Today, Bill Wyman published a post on Hitsville, pointing out a disturbing pattern on Metacritic. Namely, the nation’s music critics are a bunch of softies compared to movie critics.
It’s interesting. You wouldn’t say film critics are a particularly daring group these days. Newspapers and magazines are losing readers and, rightly or wrongly, a lot of editors think that dissing popular films—like the ones that now commonly anchor weekly sections in many major dailies—isn’t the way to retain them. But you look down that list, and there’s a lot of mediocre and even negative consensuses. (Consensi?)
On the music side? Not so much. You might conclude, in fact, that the nation’s rock critics … well, I was going to say graded on a curve, but that’s not a curve! It’s a frickin’ hockey stick! Hoobastank, which gets about the same rating as the film critics gave the not-unserious Despereaux, is about the bottom, and the ratings go straight up from that point …. and stay there!
Who knew that Justice and Chris Isaak, Fall Out Boy and Robyn Hitchcock, were putting out work worthy of such critical acclaim?
On the entire list of current albums (two or three times as long as the part I excerpted), there wasn’t a single artist whose reviews would drop it into the red zone.
This is a topic I’ve pondered in the past, especially when it seems all my reviews end up sixes and sevens. Honestly, there are days I’m dying for something to skewer, and still, I’m left with a stack of cds which are good, not great, and ultimately worthy of their six.
An obvious place to start the blame game is media segmentation. With so much music available, and so many niche websites and publications catering to a specific crowd, reviewers are more likely to stick within their comfort zones and review within their own parameters of taste.
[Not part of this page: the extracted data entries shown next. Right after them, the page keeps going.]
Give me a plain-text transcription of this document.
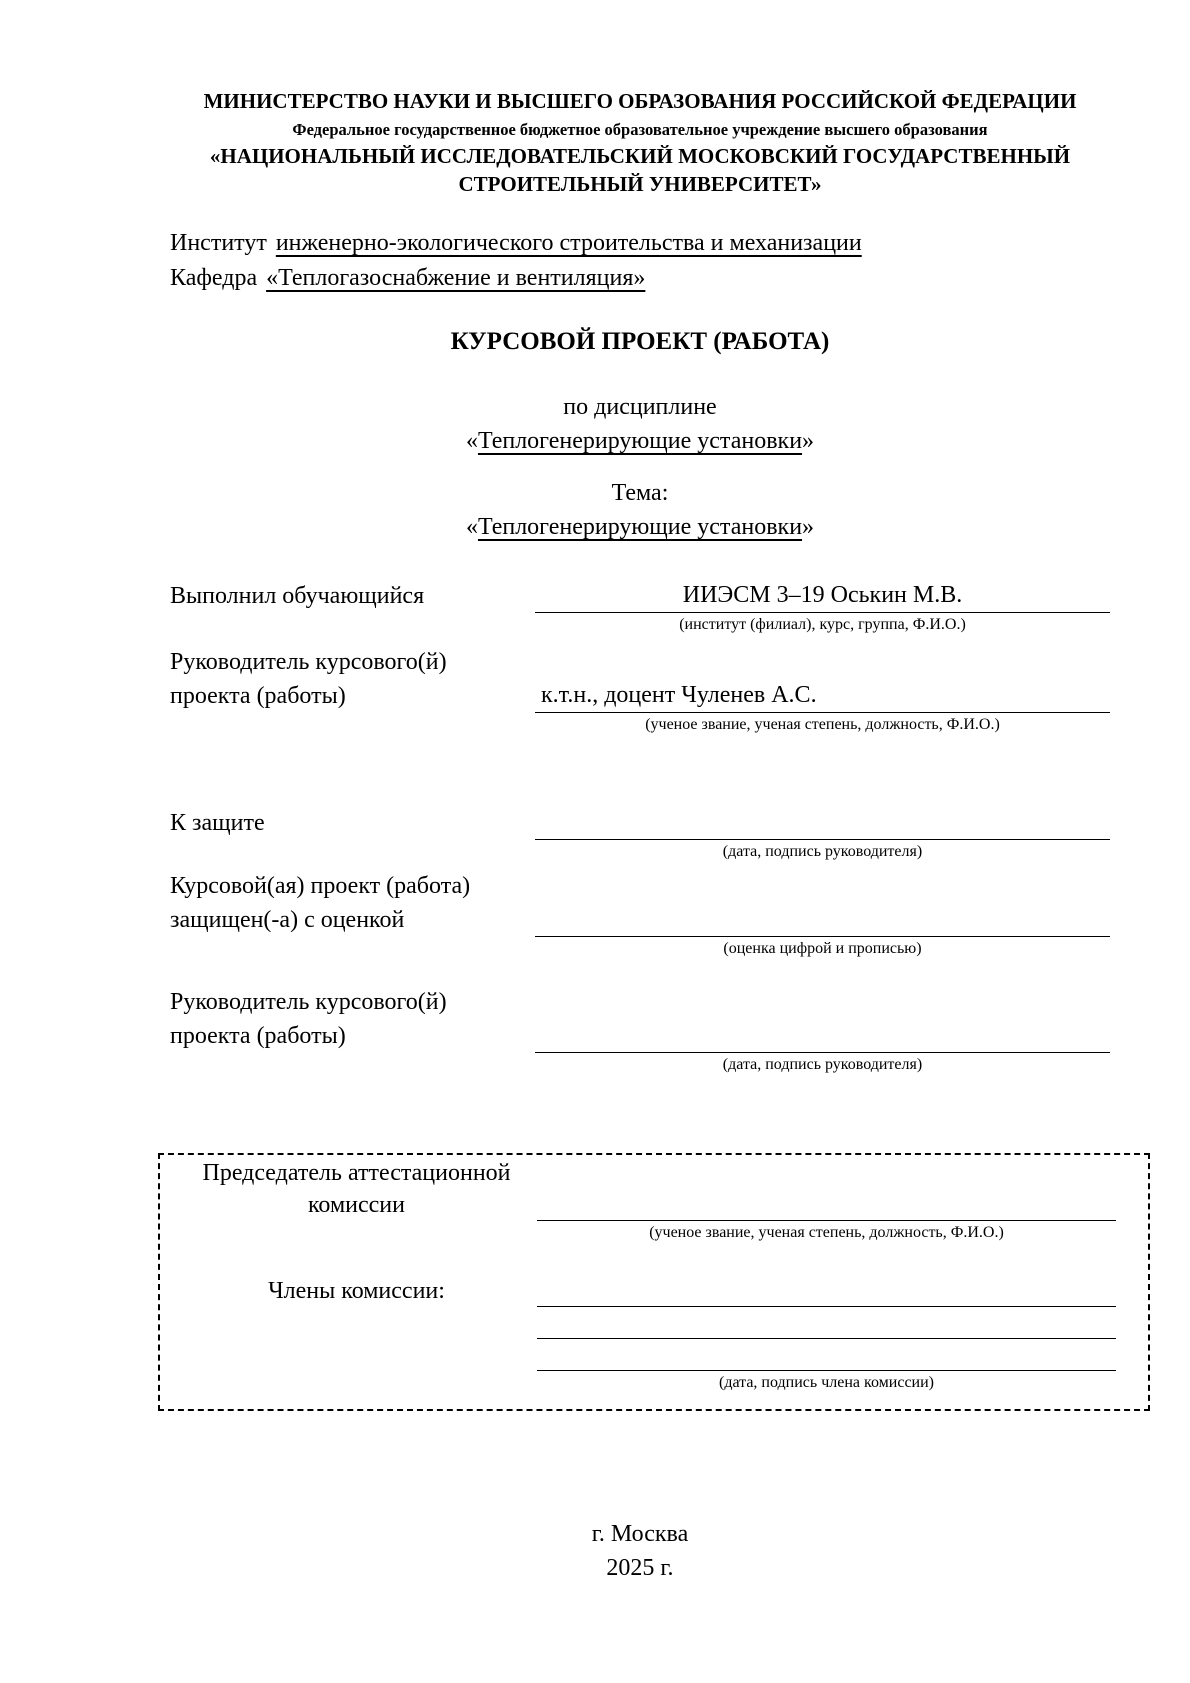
МИНИСТЕРСТВО НАУКИ И ВЫСШЕГО ОБРАЗОВАНИЯ РОССИЙСКОЙ ФЕДЕРАЦИИ
Федеральное государственное бюджетное образовательное учреждение высшего образования
«НАЦИОНАЛЬНЫЙ ИССЛЕДОВАТЕЛЬСКИЙ МОСКОВСКИЙ ГОСУДАРСТВЕННЫЙ СТРОИТЕЛЬНЫЙ УНИВЕРСИТЕТ»
Институт инженерно-экологического строительства и механизации
Кафедра «Теплогазоснабжение и вентиляция»
КУРСОВОЙ ПРОЕКТ (РАБОТА)
по дисциплине
«Теплогенерирующие установки»
Тема:
«Теплогенерирующие установки»
Выполнил обучающийся	ИИЭСМ 3–19 Оськин М.В.
(институт (филиал), курс, группа, Ф.И.О.)
Руководитель курсового(й)
проекта (работы)	к.т.н., доцент Чуленев А.С.
(ученое звание, ученая степень, должность, Ф.И.О.)
К защите
(дата, подпись руководителя)
Курсовой(ая) проект (работа)
защищен(-а) с оценкой
(оценка цифрой и прописью)
Руководитель курсового(й)
проекта (работы)
(дата, подпись руководителя)
Председатель аттестационной
комиссии
(ученое звание, ученая степень, должность, Ф.И.О.)
Члены комиссии:
(дата, подпись члена комиссии)
г. Москва
2025 г.
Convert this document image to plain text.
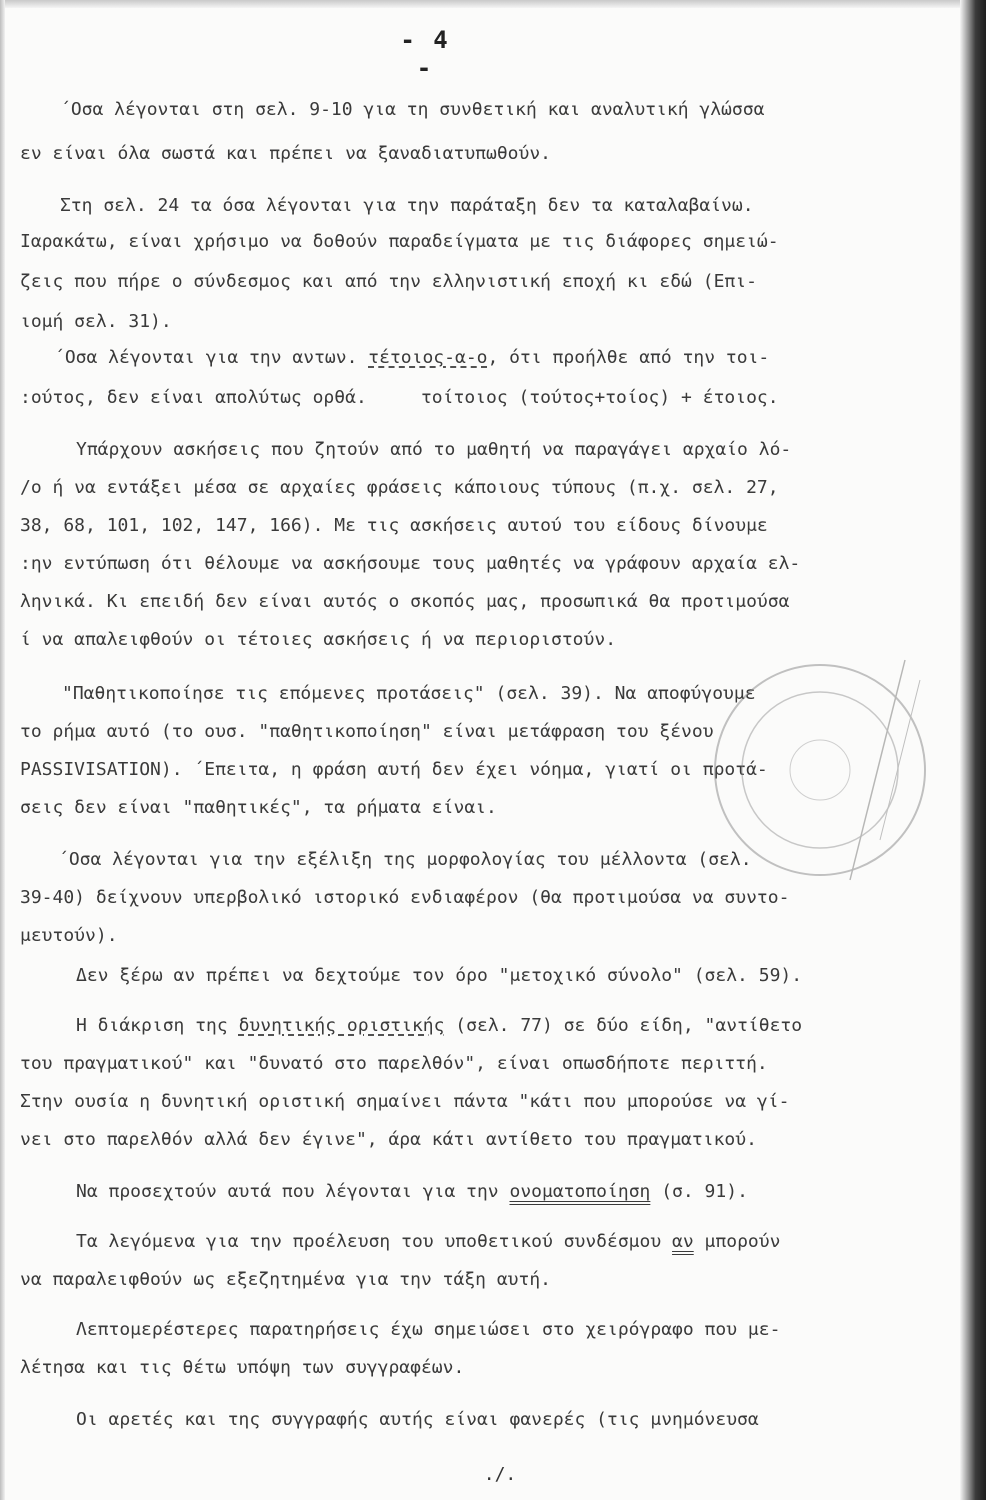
- 4 -
΄Οσα λέγονται στη σελ. 9-10 για τη συνθετική και αναλυτική γλώσσα
εν είναι όλα σωστά και πρέπει να ξαναδιατυπωθούν.
Στη σελ. 24 τα όσα λέγονται για την παράταξη δεν τα καταλαβαίνω.
Ιαρακάτω, είναι χρήσιμο να δοθούν παραδείγματα με τις διάφορες σημειώ-
ζεις που πήρε ο σύνδεσμος και από την ελληνιστική εποχή κι εδώ (Επι-
ιομή σελ. 31).
΄Οσα λέγονται για την αντων. τέτοιος-α-ο, ότι προήλθε από την τοι-
:ούτος, δεν είναι απολύτως ορθά.     τοίτοιος (τούτος+τοίος) + έτοιος.
Υπάρχουν ασκήσεις που ζητούν από το μαθητή να παραγάγει αρχαίο λό-
/ο ή να εντάξει μέσα σε αρχαίες φράσεις κάποιους τύπους (π.χ. σελ. 27,
38, 68, 101, 102, 147, 166). Με τις ασκήσεις αυτού του είδους δίνουμε
:ην εντύπωση ότι θέλουμε να ασκήσουμε τους μαθητές να γράφουν αρχαία ελ-
ληνικά. Κι επειδή δεν είναι αυτός ο σκοπός μας, προσωπικά θα προτιμούσα
ί να απαλειφθούν οι τέτοιες ασκήσεις ή να περιοριστούν.
"Παθητικοποίησε τις επόμενες προτάσεις" (σελ. 39). Να αποφύγουμε
το ρήμα αυτό (το ουσ. "παθητικοποίηση" είναι μετάφραση του ξένου
PASSIVISATION). ΄Επειτα, η φράση αυτή δεν έχει νόημα, γιατί οι προτά-
σεις δεν είναι "παθητικές", τα ρήματα είναι.
΄Οσα λέγονται για την εξέλιξη της μορφολογίας του μέλλοντα (σελ.
39-40) δείχνουν υπερβολικό ιστορικό ενδιαφέρον (θα προτιμούσα να συντο-
μευτούν).
Δεν ξέρω αν πρέπει να δεχτούμε τον όρο "μετοχικό σύνολο" (σελ. 59).
Η διάκριση της δυνητικής οριστικής (σελ. 77) σε δύο είδη, "αντίθετο
του πραγματικού" και "δυνατό στο παρελθόν", είναι οπωσδήποτε περιττή.
Στην ουσία η δυνητική οριστική σημαίνει πάντα "κάτι που μπορούσε να γί-
νει στο παρελθόν αλλά δεν έγινε", άρα κάτι αντίθετο του πραγματικού.
Να προσεχτούν αυτά που λέγονται για την ονοματοποίηση (σ. 91).
Τα λεγόμενα για την προέλευση του υποθετικού συνδέσμου αν μπορούν
να παραλειφθούν ως εξεζητημένα για την τάξη αυτή.
Λεπτομερέστερες παρατηρήσεις έχω σημειώσει στο χειρόγραφο που με-
λέτησα και τις θέτω υπόψη των συγγραφέων.
Οι αρετές και της συγγραφής αυτής είναι φανερές (τις μνημόνευσα
./.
So, instead of branching out into the world of pop and popular rock, I stick with indie, underground rock, garage rock, punk, and lo-fi. Would it really benefit any of you if I started reviewing mainstream modern rock and slagged each and every Hinder cd I had the misfortune of hearing? Similarly, would Pitchfork’s readership benefit if they reviewed Nickelback? Conversely, would the Plain Dealer’s readership really want to know what John Soeder thinks of WAVVES?
Or, is there something else at play? Is it a case of the mainstream press playing catch up with the independent press, and the independent press being too focused on being the first to break the next buzz band? Call it the Animal Collective effect, the one where no critic wants to be left out of the praise parade once a tastemaker like Pitchfork starts the discussion on a new, breaking band.